Gigi Griffis, And the Trees Stare Back. This is not my usual sort of thing--creepy YA with eventual explanation--except for one major factor: it's set in the lead-up to the Singing Revolution in Estonia. Really great integration of historical setting and speculative concept, bonded hard with the characters, loved it. Most of the historical fiction I read has me reading through the cracks of my fingers, wincing at what I know is coming but the characters do not. This was the opposite, I spent the entire book super-excited for them.
Dave Hage and Josephine Marcotty, Sea of Grass: The Conquest, Ruin, and Redemption of the American Prairie. I am always disappointed to find out that I am already pretty expert in something, because I learn less that way. The American Prairie! Soil restoration, water conservation, habitats, farming...it turns out I already know quite a lot about this. Darn. If you don't, here's a good place to start.
John Lisle, Project Mind Control: Sidney Gottlieb, the CIA, and the Tragedy of MKULTRA. Ooooof. This is another "I saw it on the library's new books shelf" read for this fortnight, and its portrayal of CIA misbehavior was...not a surprise, but having this amount of detail on one project was...not cheering.
Ada Palmer, Inventing the Renaissance: The Myth of a Golden Age. If you internalized the idea that historians should be effaced as completely as possible from the writing of history, in the pretense that the history wrote itself really, this will not be the book for you. Ada Palmer is as major a factor in this book as Machiavelli or any of the Medicis. If, on the other hand, you enjoy Ada's classroom lecture voice, it comes through really clearly here. There are some places where I was clearly not her target audience--I honestly don't have a personal investment in what Machiavelli's personal religious stance was, so the chapter about why we want him to be an atheist was speaking to a "we" I am not in. Still, lots of interesting stuff here. Including, surprisingly, cantaloupes.
Jo Piazza, Everyone Is Lying to You. This is a thriller about social media influencers in the group that would have been called "Mommy bloggers" a generation ago, set in the Mountain West. It's very readable, and if you know anything about tradwife influencers you'll see lots of places where it's spot on. I think people who read a lot may find the twists less twisty, but it doesn't rely solely on twists for its appeal.
Joe Mungo Reed, Terrestrial History. I haven't had a satisfying generational epic in a long time. This one spans Earth and Mars, with point of view characters in four generations and multiple points on their partially shared timeline. My preferences would have been for more of everything, more all around--for a generational epic this is comparatively slim--but still very readable.

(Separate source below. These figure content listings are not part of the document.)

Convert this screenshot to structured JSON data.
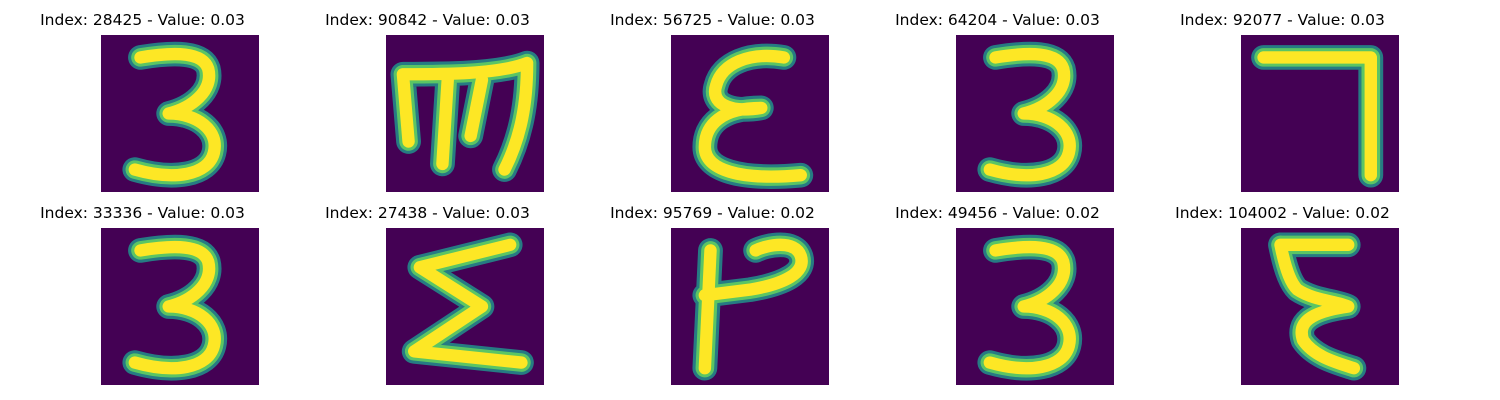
{
  "panels": [
    {
      "title": "Index: 28425 - Value: 0.03",
      "glyph": "three"
    },
    {
      "title": "Index: 90842 - Value: 0.03",
      "glyph": "m-shape"
    },
    {
      "title": "Index: 56725 - Value: 0.03",
      "glyph": "epsilon"
    },
    {
      "title": "Index: 64204 - Value: 0.03",
      "glyph": "three"
    },
    {
      "title": "Index: 92077 - Value: 0.03",
      "glyph": "seven"
    },
    {
      "title": "Index: 33336 - Value: 0.03",
      "glyph": "three"
    },
    {
      "title": "Index: 27438 - Value: 0.03",
      "glyph": "sigma"
    },
    {
      "title": "Index: 95769 - Value: 0.02",
      "glyph": "rotated-p"
    },
    {
      "title": "Index: 49456 - Value: 0.02",
      "glyph": "three"
    },
    {
      "title": "Index: 104002 - Value: 0.02",
      "glyph": "xi"
    }
  ],
  "colors": {
    "background": "#440154",
    "stroke_edge": "#21918c",
    "stroke_mid": "#5ec962",
    "stroke_core": "#fde725"
  }
}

Sophy Roberts, A Training School for Elephants: Retracing a Curious Episode in the European Grab for Africa. The subtitle calls this a curious episode. It is instead a staggeringly depressing demonstration of how colonialism was fractally horrible. Zoom in a little closer! more horrors! hooray! No. Not hooray. And Roberts is clearly not claiming it is a cause for celebration, but...well. For me this microhistory was more upsetting than illuminating. Maybe I should stop looking at the new books shelf at the library for a minute.

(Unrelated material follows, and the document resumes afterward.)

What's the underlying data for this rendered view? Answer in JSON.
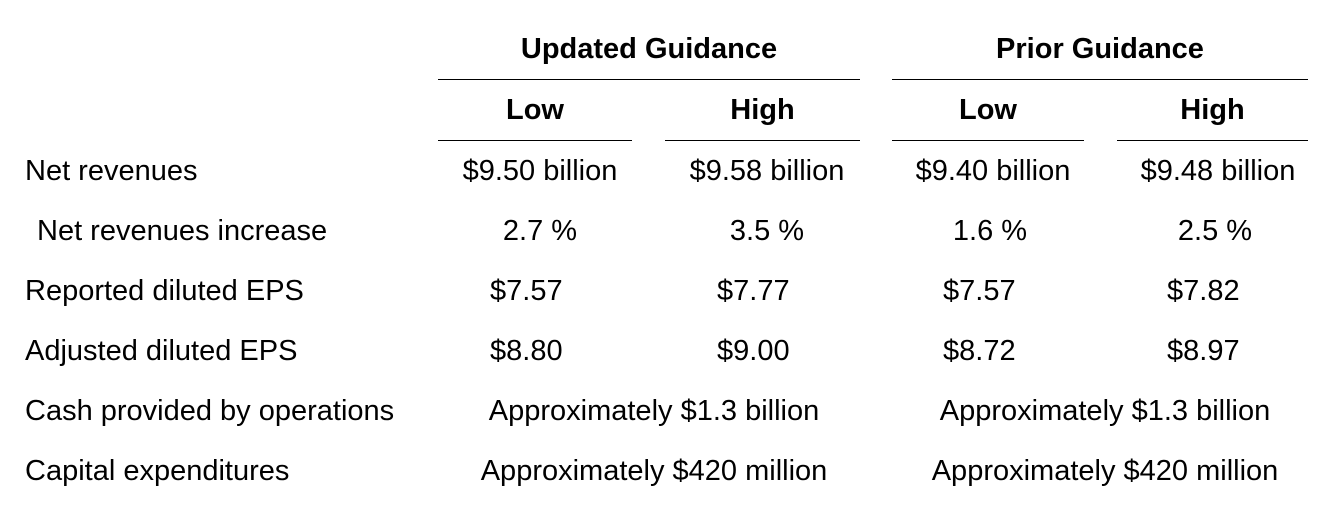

Jessie L. Weston, The Three Days' Tournament: A Study in Romance and Folk-Lore. Kindle. Comparison and contrast of different appearances of a particular legend throughout western/northwestern Europe and England. Nostalgic for me because I used to read a lot more of this sort of thing.
Darcie Wilde, A Purely Private Matter, And Dangerous to Know, A Lady Compromised, A Counterfeit Suitor, and The Secret of the Lady's Maid. This is not all the Rosalind Thorne mysteries there are, but it's all the Rosalind Thorne mysteries my library had. If you like the first one, they are consistent, and I think you could probably start anywhere and find the situation and characters adequately explained. Regency mysteries! Do you want some of those? here they are.